Spatiotemporal insights into forced dynamic reactor operation for fast light-off of Pd-based methane oxidation catalysts

Abstract

Forced dynamic reactor operation by means of short reducing pulses (SRPs) during otherwise lean operation was investigated as a strategy for enhancing the catalytic activity of a monolithic Pd/CeO₂ methane oxidation catalyst. Compared to static reactor operation under lean conditions, the application of SRPs during light-off experiments enables light-off at significantly lower temperatures both in dry and humid gas streams. In the presence of 10 vol% H₂O, full CH₄ conversion was achieved at 420 °C in dynamic operation, whereas in static lean conditions only 40% CH₄ conversion were achieved at 600 °C. In addition, the results suggest that SRP operation of Pd/CeO₂ is a feasible strategy to overcome long-term deactivation during hydrothermal aging.

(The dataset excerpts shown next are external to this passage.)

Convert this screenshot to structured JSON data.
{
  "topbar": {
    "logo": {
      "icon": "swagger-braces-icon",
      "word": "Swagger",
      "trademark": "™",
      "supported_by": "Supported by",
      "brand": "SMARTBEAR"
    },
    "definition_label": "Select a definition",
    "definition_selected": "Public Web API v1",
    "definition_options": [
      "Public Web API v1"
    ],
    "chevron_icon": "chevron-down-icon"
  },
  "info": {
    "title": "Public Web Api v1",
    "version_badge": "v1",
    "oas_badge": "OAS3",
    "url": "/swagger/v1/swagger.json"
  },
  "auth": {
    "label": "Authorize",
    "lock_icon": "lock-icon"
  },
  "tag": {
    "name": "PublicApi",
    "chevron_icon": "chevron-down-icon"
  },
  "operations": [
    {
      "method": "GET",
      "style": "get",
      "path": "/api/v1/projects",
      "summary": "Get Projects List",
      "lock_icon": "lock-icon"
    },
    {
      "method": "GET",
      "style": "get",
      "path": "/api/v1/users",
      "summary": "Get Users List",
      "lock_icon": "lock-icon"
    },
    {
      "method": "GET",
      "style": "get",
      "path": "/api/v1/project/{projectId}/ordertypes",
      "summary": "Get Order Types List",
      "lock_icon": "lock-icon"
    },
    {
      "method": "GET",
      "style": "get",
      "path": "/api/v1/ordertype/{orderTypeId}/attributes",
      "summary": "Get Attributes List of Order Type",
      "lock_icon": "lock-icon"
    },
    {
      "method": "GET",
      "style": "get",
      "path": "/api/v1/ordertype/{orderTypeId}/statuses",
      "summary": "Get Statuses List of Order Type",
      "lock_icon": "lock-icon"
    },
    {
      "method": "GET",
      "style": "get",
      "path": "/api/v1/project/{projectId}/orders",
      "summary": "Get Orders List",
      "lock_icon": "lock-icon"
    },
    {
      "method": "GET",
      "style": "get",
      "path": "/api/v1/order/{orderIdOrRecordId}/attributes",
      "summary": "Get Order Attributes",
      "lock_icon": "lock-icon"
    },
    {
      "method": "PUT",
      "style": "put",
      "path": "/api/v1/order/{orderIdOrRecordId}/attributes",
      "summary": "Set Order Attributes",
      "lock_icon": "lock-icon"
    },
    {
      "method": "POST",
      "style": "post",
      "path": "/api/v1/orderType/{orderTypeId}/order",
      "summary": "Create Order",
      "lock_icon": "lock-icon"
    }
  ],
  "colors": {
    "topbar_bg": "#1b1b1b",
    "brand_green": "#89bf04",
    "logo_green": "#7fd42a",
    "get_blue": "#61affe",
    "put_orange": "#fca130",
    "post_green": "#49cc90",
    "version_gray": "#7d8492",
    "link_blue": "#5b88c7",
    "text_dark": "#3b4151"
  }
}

Combining in situ spatial profiling (SpaciPro) experiments with ex situ X-ray photoelectron spectroscopy (XPS) reveals that dynamic operation results in the formation of two reaction zones in the catalyst sample, with a highly active rear zone that exhibits a PdO/Pd mixed phase with highly active PdO sites that do not suffer from water inhibition due to the continuous removal of hydroxyl groups during the short rich phases. Kinetic activity tests in realistic gas mixtures demonstrate that forced dynamic reactor operation enhances the catalytic activity over the entire temperature window relevant for exhausts from lean-operated natural gas engines.